These “patients” can do almost everything humans do – they breathe, sweat and even bleed. From a control center, a facilitator can have the mannequin talk to the students and tell them what’s wrong or “what hurts.”
The simulation lab is an integral step in preparing students for the real challenges that come with medicine. During a recent exercise, the first-year students worked together as an emergency medical team designed to help them deal with the communication challenges that can come among nurses, radiologists and doctors, in the critical care setting. The case the students were working on involved a woman who had been stung by a bee and went into anaphylactic shock. The lab was set up to imitate a hospital emergency department.
“These are the kinds of things I was doing during my residency in emergency medicine,” said Dr. Mark Solem, an emergency medicine physician. “You have to be ready to change as fast as the patient makes a change.”
Located in the new Health Sciences Education Building, the simulation center is a new, state-of-the-art endeavor that combines technology with health-care-focused education. Students get to learn the difficulties faced every day in the medical world, no matter how much experience they have. The simulation lab can be set up to encompass a wide variety of situations, training the students for the world they will soon enter in real patient care.
“I am very excited about the tremendous potential for teaching and learning this simulation center offers,” said Dr. Jennifer Hartmark-Hill, director of the capstones course at the UA College of Medicine-Phoenix. Hartmark-Hill said the lab can be set up to imitate a surgical room, a delivery room or an ordinary hospital room. “I think what that’s going to do is have them walk away that much more invigorated to learn and to be prepared the next time they’re in the same scenario.”
Dr. Elaine Niggemann, director of the cardio-pulmonary-renal block at the UA College of Medicine-Phoenix, said the simulation lab was a chance for students to practice what they had been discovering after four weeks in the block and three weeks of physiology lectures.
“This is a wonderful opportunity for them to come in and apply what they have been learning,” she said.
The simulation center has five different rooms in all, two of which can be set up as emergency rooms, one is a surgical room, the fourth is a regular hospital room set-up and the fifth is geared toward obstetric care. One of the emergency department rooms is pediatric-focused, with a child and a baby mannequin.
“The students have all the same tools that they would see in that environment,” said Jim Rinehart, center manager. “We wish we had this when we went through school.”
Rinehart stressed the many perks of having the simulation center available.
“For the students to learn patient care as well as the communication part and teamwork,” he said. “It makes our students more confident. They can make mistakes here without worry that they’re going to hurt or harm a patient.”
Aaron Klassen was one of the first-year medical students in the recent ER exercise. He said the students were given basic information as would have been provided by the paramedics and not much else.
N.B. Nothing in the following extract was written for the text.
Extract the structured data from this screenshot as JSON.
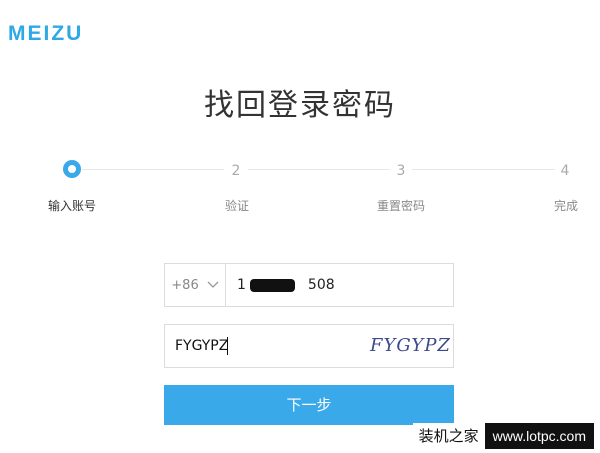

“It was a matter of piecing together what little we knew about that diagnosis,” he said. “There’s a sense of urgency when we have a mannequin in front of us.”
Klassen will take away many things from the experience.
“The mannequin was very realistic; we could listen to breath sounds and heartbeats,” he said. “I didn’t expect them to be able to simulate something like edema in the legs.”
Christie Moss, a fellow first-year, said the lab offered a new form of excitement that the students hadn’t seen before.
“I was trying to figure out what we were doing, and I was getting excited because it was more than I anticipated we were going to do,” she said. “I didn’t realize we were going to have an emergency room patient in crisis.”
Moss played the role of the intern on the emergency medical team in the exercise.
“The atmosphere was a little bit tense, but we were still thinking through things,” she said. “There was a lot of thinking and problem-solving with my colleagues throughout.”
“To have that experience of putting your stethoscope on the patient, and then looking at the heart rate monitor and thinking about what drug you just administered while your heart is racing and your patient’s heart is racing, it’s an interesting experience.”
“You certainly don’t forget it.”
The simulation center provides a valuable and unprecedented way for the UA College of Medicine-Phoenix to distinguish both itself and its students. The technology and real-time interaction gives students the necessary tools they will need during their journey as a medical professional.
“This is the future of health care,” Hartmark-Hill said. “They’re going to need to do team-based care with all the implicit communication and sharing of medical knowledge.”